Estate planning financial advisors must consider long term care insurance as part of their solution or they risk their clients’ financial well being.
Why? The answer has to do with the new rules created by the most sweeping changes in Medicaid in a long time. This legislation is the Deficit Reduction Act of 2005, which was signed into law in early 2006.
If you don’t want to be embarrassed, replaced, or even worse, sued, as a result of these changes, then make sure you are the first person who calls, e-mails, or otherwise contacts your clients to suggest a meeting between you, them, and the attorney who helped draft their estate planning documents. The estate plan needs to be LTC-friendly in light of current law. If it’s not, the client could end up just trading death tax avoidance for LTC insurance expenses.
Starting at the federal level of Medicaid, the new rules pass down the framework of how each state will qualify people for assistance. The changes were sweeping, and most agents keyed in on the changes that affected them directly.
For instance, annuities are no longer exempt assets.

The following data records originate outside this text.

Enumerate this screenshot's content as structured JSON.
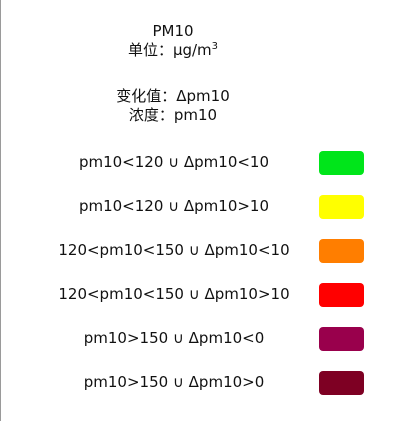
{
  "header": {
    "title": "PM10",
    "unit_label": "单位：μg/m",
    "unit_exponent": "3",
    "change_label": "变化值：Δpm10",
    "concentration_label": "浓度：pm10"
  },
  "legend": {
    "items": [
      {
        "label": "pm10<120 ∪ Δpm10<10",
        "color": "#00e51a"
      },
      {
        "label": "pm10<120 ∪ Δpm10>10",
        "color": "#ffff00"
      },
      {
        "label": "120<pm10<150 ∪ Δpm10<10",
        "color": "#ff7e00"
      },
      {
        "label": "120<pm10<150 ∪ Δpm10>10",
        "color": "#ff0000"
      },
      {
        "label": "pm10>150 ∪ Δpm10<0",
        "color": "#99004c"
      },
      {
        "label": "pm10>150 ∪ Δpm10>0",
        "color": "#7e0023"
      }
    ]
  }
}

Generally, lump sum refunds, long-term annuitization with children as beneficiaries and other planning techniques were interfered with.
No doubt, some designs still hold value; and some states will likely be friendlier than others concerning how they interpret the federal rules. But generally, annuities took a hit.

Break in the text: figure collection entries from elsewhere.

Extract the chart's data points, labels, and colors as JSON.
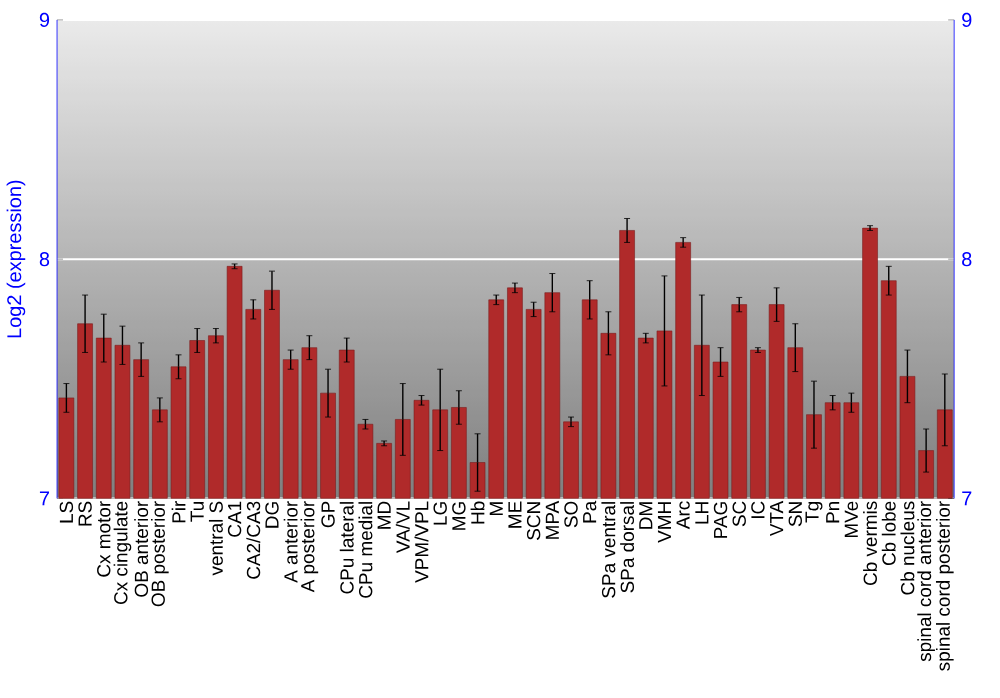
{
  "chart_data": {
    "type": "bar",
    "ylabel": "Log2 (expression)",
    "categories": [
      "LS",
      "RS",
      "Cx motor",
      "Cx cingulate",
      "OB anterior",
      "OB posterior",
      "Pir",
      "Tu",
      "ventral S",
      "CA1",
      "CA2/CA3",
      "DG",
      "A anterior",
      "A posterior",
      "GP",
      "CPu lateral",
      "CPu medial",
      "MD",
      "VA/VL",
      "VPM/VPL",
      "LG",
      "MG",
      "Hb",
      "M",
      "ME",
      "SCN",
      "MPA",
      "SO",
      "Pa",
      "SPa ventral",
      "SPa dorsal",
      "DM",
      "VMH",
      "Arc",
      "LH",
      "PAG",
      "SC",
      "IC",
      "VTA",
      "SN",
      "Tg",
      "Pn",
      "MVe",
      "Cb vermis",
      "Cb lobe",
      "Cb nucleus",
      "spinal cord anterior",
      "spinal cord posterior"
    ],
    "values": [
      7.42,
      7.73,
      7.67,
      7.64,
      7.58,
      7.37,
      7.55,
      7.66,
      7.68,
      7.97,
      7.79,
      7.87,
      7.58,
      7.63,
      7.44,
      7.62,
      7.31,
      7.23,
      7.33,
      7.41,
      7.37,
      7.38,
      7.15,
      7.83,
      7.88,
      7.79,
      7.86,
      7.32,
      7.83,
      7.69,
      8.12,
      7.67,
      7.7,
      8.07,
      7.64,
      7.57,
      7.81,
      7.62,
      7.81,
      7.63,
      7.35,
      7.4,
      7.4,
      8.13,
      7.91,
      7.51,
      7.2,
      7.37
    ],
    "errors": [
      0.06,
      0.12,
      0.1,
      0.08,
      0.07,
      0.05,
      0.05,
      0.05,
      0.03,
      0.01,
      0.04,
      0.08,
      0.04,
      0.05,
      0.1,
      0.05,
      0.02,
      0.01,
      0.15,
      0.02,
      0.17,
      0.07,
      0.12,
      0.02,
      0.02,
      0.03,
      0.08,
      0.02,
      0.08,
      0.09,
      0.05,
      0.02,
      0.23,
      0.02,
      0.21,
      0.06,
      0.03,
      0.01,
      0.07,
      0.1,
      0.14,
      0.03,
      0.04,
      0.01,
      0.06,
      0.11,
      0.09,
      0.15
    ],
    "color": "#b02a2a",
    "ylim": [
      7,
      9
    ],
    "yticks": [
      7,
      8,
      9
    ],
    "y2lim": [
      7,
      9
    ],
    "y2ticks": [
      7,
      8,
      9
    ],
    "grid": "y"
  }
}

Furthermore, look-back periods, used in assessing qualification for Medicaid, changed; and the home–which previously was exempt–became exempt up to a limit in value.

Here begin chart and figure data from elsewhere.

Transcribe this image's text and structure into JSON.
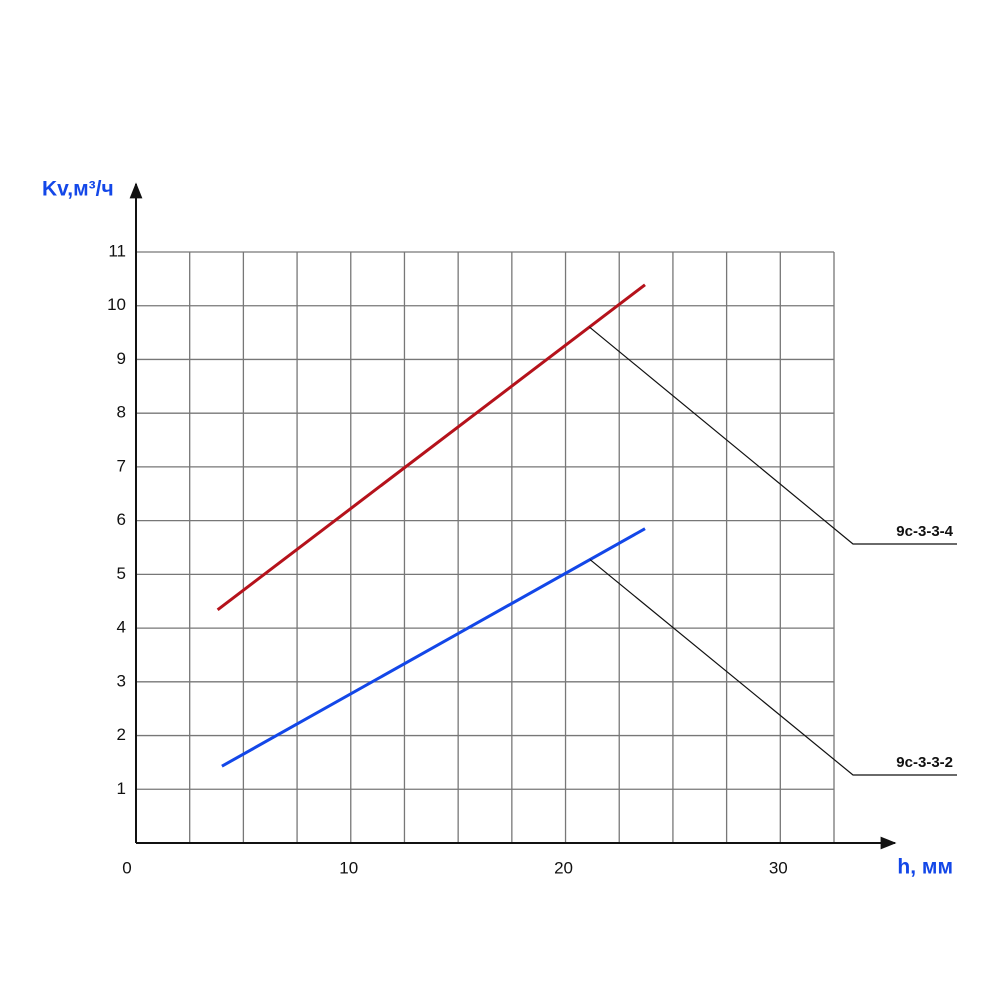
{
  "chart_data": {
    "type": "line",
    "xlabel": "h, мм",
    "ylabel": "Kv,м³/ч",
    "xlim": [
      0,
      32.5
    ],
    "ylim": [
      0,
      11
    ],
    "xticks": [
      0,
      10,
      20,
      30
    ],
    "xminorticks": [
      2.5,
      5,
      7.5,
      12.5,
      15,
      17.5,
      22.5,
      25,
      27.5,
      32.5
    ],
    "yticks": [
      1,
      2,
      3,
      4,
      5,
      6,
      7,
      8,
      9,
      10,
      11
    ],
    "grid": true,
    "series": [
      {
        "name": "9с-3-3-4",
        "color": "#b5121b",
        "x": [
          3.8,
          23.7
        ],
        "values": [
          4.34,
          10.39
        ]
      },
      {
        "name": "9с-3-3-2",
        "color": "#1347e8",
        "x": [
          4.0,
          23.7
        ],
        "values": [
          1.43,
          5.85
        ]
      }
    ]
  }
}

The potentially biggest change of all appears to be mostly overlooked: The gifting “look back clock.” Under the old rules, most states had a monthly divisor that was the amount of value that the client could transfer to a child each month that would become instantly exempt. Furthermore, in a lot of states, one could round down, thus allowing even larger monthly amounts to slip under the rules limit on a monthly basis. This allowed passing a great deal of wealth over a short period of time without interfering with a successful Medicaid application.
All of that has now changed. Here’s an example of the problem under the new rules:
A couple, Greg and Doris, are in their advanced years, ages 80 and 83. They are quite settled in life and have 5 children, all married. They have a fairly large estate, $1.8 million and the advisor and attorney drafted a trust (under the old rules) doubling their $1 million exemption to $2 million in a common A/B trust. Their estate mostly consists of their home’s value and some stock.
To keep the estate from growing, the initial advice was to gift $10,000 per child (now $12,000) and also use gift splitting. This would allow them to give $20,000 to each child totaling over $100,000 a year exempt from using Federal Estate Tax Unified Credit.
Over the next 4-year period, following that advice, the couple gave away the annual amounts. During that time, their health began to fail. Greg was the first to need health care and Doris could not attempt home care, so they privately paid for LTC. With their fixed expenses rising and care costing over $70,000 per year, their estate rapidly shrunk. When Doris also became ill and needed care, their LTC expenses doubled to over $150,000 per year. Due to these events, plus medical inflation, their “well ran dry.” They had paid a lot of money for their health care and had legitimately spent down, so the family applied for Medicaid–only to be denied.
The reason is that under the new rules, the Medicaid clock hadn’t started ticking when the annual gifting took place each year. Instead, the clock started when the application was made and after Doris had been placed into a nursing facility.
Specifically, the $10,000 per child, split, or $100,000 per year over the last 4 years, was federally exempt in regard to the unified credit but not for Medicaid purposes.